Poor Communication Hinders Progress

Staff Editorial
Published: September 19, 2012

Fordham has a communication problem, and it’s not the type that causes confused, emotional breakups. It’s a recurring inability to communicate the goals of administrative policies to students and clubs at Fordham. We at The Observer saw it most recently in the media blackout around the “Cardinal and Colbert” event.

As Harry Huggins and Richard Ramsundar report in “Colbert Media Blackout Broken by Tweets” on page one, there was an unacceptable lack of communication between the Fordham higher-ups and the student publications tasked with reporting all major events on campus. The biggest problem is not that Fordham waited until we were literally lined up outside the event to tell us we would have to stash our cameras somewhere on campus. The biggest problem is not that it was only when we ran into two Lincoln Center administrators after the event that we were told we could not go through with our planned coverage. The biggest problem is that before we received the official explanation we were fully under the false impression, shared by many who knew of the blackout, that the blackout was stipulated in some contract with Stephen Colbert, Timothy Cardinal Dolan or both of them. As our article reported, the real reason was much simpler: the committee planning the event wished to create a more comfortable environment that would foster a sincere dialogue.

While the possibility of upholding a press blackout in a Twitter-ific world may be up for debate, we understand why those planning the event would hope to foster a tone of sincerity. But we don’t understand why Fordham would keep that unknown until after the event.

For those of us who have been at Fordham for a few years, this is just another instance of an established pattern of non-communication. The McMahon Hall guest pass policy is a source of endless frustration for residents, but it seems a little less like a pointless obstruction of fun when you discover it was developed to make sure unsavory guests could not do harm to residents and then sneak out unnoticed. You can’t begin debating the Catholic social aspect of the guest passes until you understand the safety hopes behind them.
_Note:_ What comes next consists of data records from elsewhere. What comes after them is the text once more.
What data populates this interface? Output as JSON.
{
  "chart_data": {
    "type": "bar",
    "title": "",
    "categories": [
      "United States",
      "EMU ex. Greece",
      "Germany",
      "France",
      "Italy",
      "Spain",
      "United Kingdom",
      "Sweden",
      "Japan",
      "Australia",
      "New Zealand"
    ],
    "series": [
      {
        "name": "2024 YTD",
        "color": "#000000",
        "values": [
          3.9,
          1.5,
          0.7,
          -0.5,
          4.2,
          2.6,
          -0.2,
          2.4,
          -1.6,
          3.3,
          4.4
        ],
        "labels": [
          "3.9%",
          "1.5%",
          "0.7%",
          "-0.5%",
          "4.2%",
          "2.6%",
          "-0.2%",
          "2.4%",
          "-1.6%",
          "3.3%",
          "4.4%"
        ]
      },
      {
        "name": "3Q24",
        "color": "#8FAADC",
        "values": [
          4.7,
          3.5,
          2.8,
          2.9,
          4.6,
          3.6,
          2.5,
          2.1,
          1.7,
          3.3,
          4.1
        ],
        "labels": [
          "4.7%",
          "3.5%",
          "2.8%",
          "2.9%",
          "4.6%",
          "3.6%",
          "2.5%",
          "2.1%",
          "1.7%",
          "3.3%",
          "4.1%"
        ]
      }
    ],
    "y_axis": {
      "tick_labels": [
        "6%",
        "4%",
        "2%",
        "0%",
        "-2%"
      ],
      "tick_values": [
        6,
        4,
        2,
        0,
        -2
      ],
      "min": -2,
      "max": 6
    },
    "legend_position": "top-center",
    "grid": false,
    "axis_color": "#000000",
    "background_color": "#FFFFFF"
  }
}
The same difficulty happened annually with the “Vagina Monologues” when Counseling Services was not allowed to attend the performance’s debrief until last year, and it still happens regularly with the guest admission policy for on-campus student events. Only when you understand the goals of these policies can you effectively direct your frustration and start the kind of legitimate conversation that can bring about change. Unfortunately, that level of communication is about as rare as a legitimate celebrity coming to Fordham.